Some research suggests that people with this disorder may have greater connectivity between the anterior insular cortex (AIC), an area of the brain important in emotional processing, and the auditory cortex.4

Other mental conditions

People who also have obsessive-compulsive disorder (OCD), Tourette syndrome, and anxiety disorders are also more likely to have misophonia. 


It is more common in people who also have tinnitus, a condition in which people hear noises, often a ringing sound, that no one else can hear.

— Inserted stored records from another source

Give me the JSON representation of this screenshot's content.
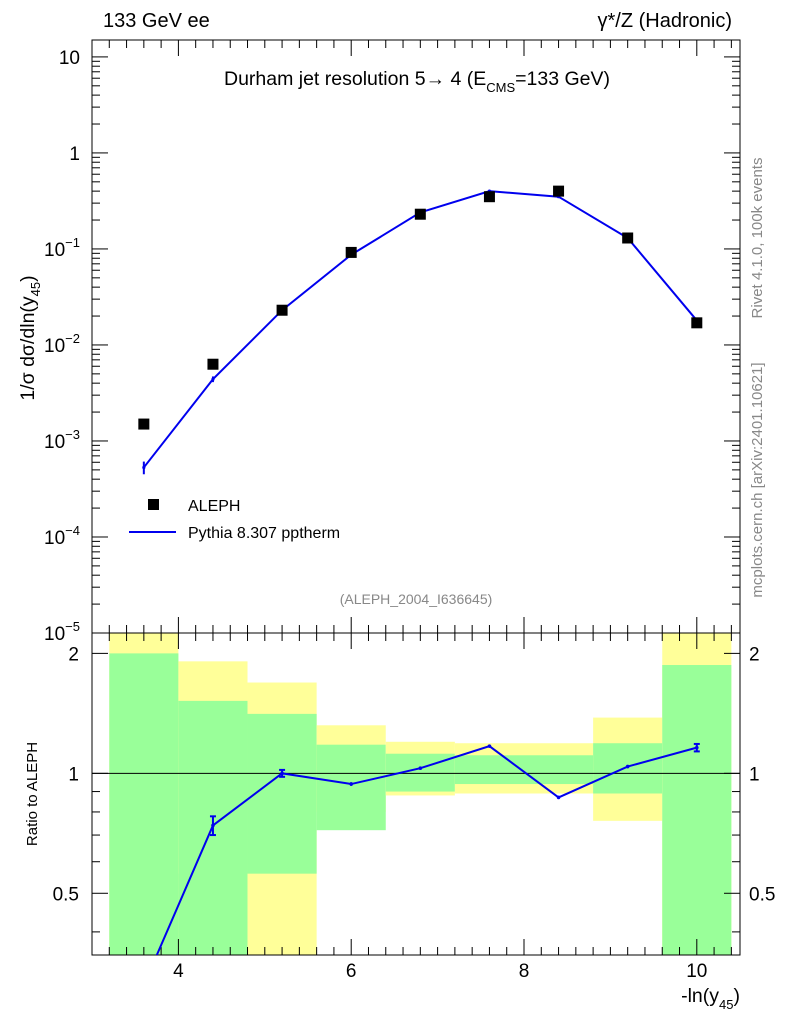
{
  "header": {
    "left": "133 GeV ee",
    "right": "γ*/Z (Hadronic)"
  },
  "side_labels": {
    "upper": "Rivet 4.1.0,  100k events",
    "lower": "mcplots.cern.ch [arXiv:2401.10621]"
  },
  "chart_data": [
    {
      "type": "line",
      "title": "Durham jet resolution 5→ 4 (ECMS=133 GeV)",
      "title_parts": {
        "main": "Durham jet resolution 5→  4 (E",
        "sub": "CMS",
        "tail": "=133 GeV)"
      },
      "watermark": "(ALEPH_2004_I636645)",
      "ylabel": "1/σ  dσ/dln(y45)",
      "ylabel_parts": {
        "main": "1/σ  dσ/dln(y",
        "sub": "45",
        "tail": ")"
      },
      "yscale": "log",
      "ylim": [
        1e-05,
        15
      ],
      "xlim": [
        3.0,
        10.5
      ],
      "ytick_labels": [
        {
          "value": 10,
          "base": "10",
          "exp": ""
        },
        {
          "value": 1,
          "base": "1",
          "exp": ""
        },
        {
          "value": 0.1,
          "base": "10",
          "exp": "−1"
        },
        {
          "value": 0.01,
          "base": "10",
          "exp": "−2"
        },
        {
          "value": 0.001,
          "base": "10",
          "exp": "−3"
        },
        {
          "value": 0.0001,
          "base": "10",
          "exp": "−4"
        },
        {
          "value": 1e-05,
          "base": "10",
          "exp": "−5"
        }
      ],
      "legend": {
        "position": "lower-left",
        "entries": [
          {
            "label": "ALEPH",
            "style": "marker"
          },
          {
            "label": "Pythia 8.307 pptherm",
            "style": "line"
          }
        ]
      },
      "series": [
        {
          "name": "ALEPH",
          "x": [
            3.6,
            4.4,
            5.2,
            6.0,
            6.8,
            7.6,
            8.4,
            9.2,
            10.0
          ],
          "values": [
            0.0015,
            0.0063,
            0.023,
            0.092,
            0.23,
            0.35,
            0.4,
            0.13,
            0.017
          ]
        },
        {
          "name": "Pythia 8.307 pptherm",
          "x": [
            3.6,
            4.4,
            5.2,
            6.0,
            6.8,
            7.6,
            8.4,
            9.2,
            10.0
          ],
          "values": [
            0.00053,
            0.0044,
            0.023,
            0.087,
            0.24,
            0.4,
            0.35,
            0.13,
            0.018
          ],
          "errors": [
            8e-05,
            0.0003,
            0.0006,
            0.002,
            0.003,
            0.004,
            0.004,
            0.002,
            0.0006
          ]
        }
      ]
    },
    {
      "type": "line",
      "ylabel": "Ratio to ALEPH",
      "xlabel": "-ln(y45)",
      "xlabel_parts": {
        "main": "-ln(y",
        "sub": "45",
        "tail": ")"
      },
      "xlim": [
        3.0,
        10.5
      ],
      "ylim": [
        0.35,
        2.25
      ],
      "xtick_labels": [
        "4",
        "6",
        "8",
        "10"
      ],
      "xtick_values": [
        4,
        6,
        8,
        10
      ],
      "ytick_labels": [
        "0.5",
        "1",
        "2"
      ],
      "ytick_values": [
        0.5,
        1,
        2
      ],
      "bands": {
        "edges": [
          3.2,
          4.0,
          4.8,
          5.6,
          6.4,
          7.2,
          8.0,
          8.8,
          9.6,
          10.4
        ],
        "yellow_low": [
          0.35,
          0.56,
          0.35,
          0.8,
          0.88,
          0.89,
          0.89,
          0.76,
          0.35
        ],
        "yellow_high": [
          2.25,
          1.91,
          1.69,
          1.32,
          1.2,
          1.19,
          1.19,
          1.38,
          2.25
        ],
        "green_low": [
          0.35,
          0.35,
          0.56,
          0.72,
          0.9,
          0.94,
          0.94,
          0.89,
          0.35
        ],
        "green_high": [
          2.0,
          1.52,
          1.41,
          1.18,
          1.12,
          1.11,
          1.11,
          1.19,
          1.87
        ]
      },
      "series": [
        {
          "name": "Pythia 8.307 pptherm / ALEPH",
          "x": [
            3.6,
            4.4,
            5.2,
            6.0,
            6.8,
            7.6,
            8.4,
            9.2,
            10.0
          ],
          "values": [
            0.35,
            0.74,
            1.0,
            0.94,
            1.03,
            1.17,
            0.87,
            1.04,
            1.16
          ],
          "errors": [
            0.0,
            0.04,
            0.02,
            0.01,
            0.008,
            0.008,
            0.008,
            0.01,
            0.025
          ]
        }
      ]
    }
  ]
}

It tends to run in families, so it is likely there is a genetic component that increases the risk of developing the condition.

Despite increased awareness of the disorder, research on misophonia is very limited with most information coming from extremely small studies and case reports. Epidemiological evidence is also lacking. Some studies suggest that the incidence of this disease is much higher than professionals have previously thought but many people only have mild symptoms for which they do not seek treatment.

While misophonia is sometimes compared to another condition called hyperacusis, their triggers tend to be soft everyday sounds, in fact, many of them seem to involve bodily functions. The following are common triggers: breathing, chewing, clicking, dishes clattering or spoons scraping on dishes, dogs barking, fingernail clipping, fingernail tapping, lip-smacking, Nose wheezing, nose whistling, slurping, sneezing, sniffing, snorting, whistling, yawning.

It is interesting to note that in the case of bodily functions such as yawning or lip-smacking, the sound often only triggers a response when it is produced by another person. Like hyperacusis, many people with misophonia also suffer from tinnitus.


There are currently no established treatments. However, some treatment options that may be beneficial include:

Cognitive behavioral therapy (CBT)

This approach can help people change some of the negative thoughts and associations with the sounds that typically trigger a response. One study published in the Journal of Affective Disorders found that almost 50% of people with misophonia who were treated with CBT experienced a significant reduction in symptoms.


While there is no medication approved to treat misophonia, medications may be prescribed to treat co-occurring conditions such as anxiety or depression.

Tinnitus retraining therapy (TRT)

This approach involves wearing a device to produce attention-diverting noises, therapy to teach people to ignore the noises, and relaxation techniques to minimize the automatic stress response. While traditionally used in the treatment of tinnitus, TRT may help people learn to better tolerate certain triggering noises.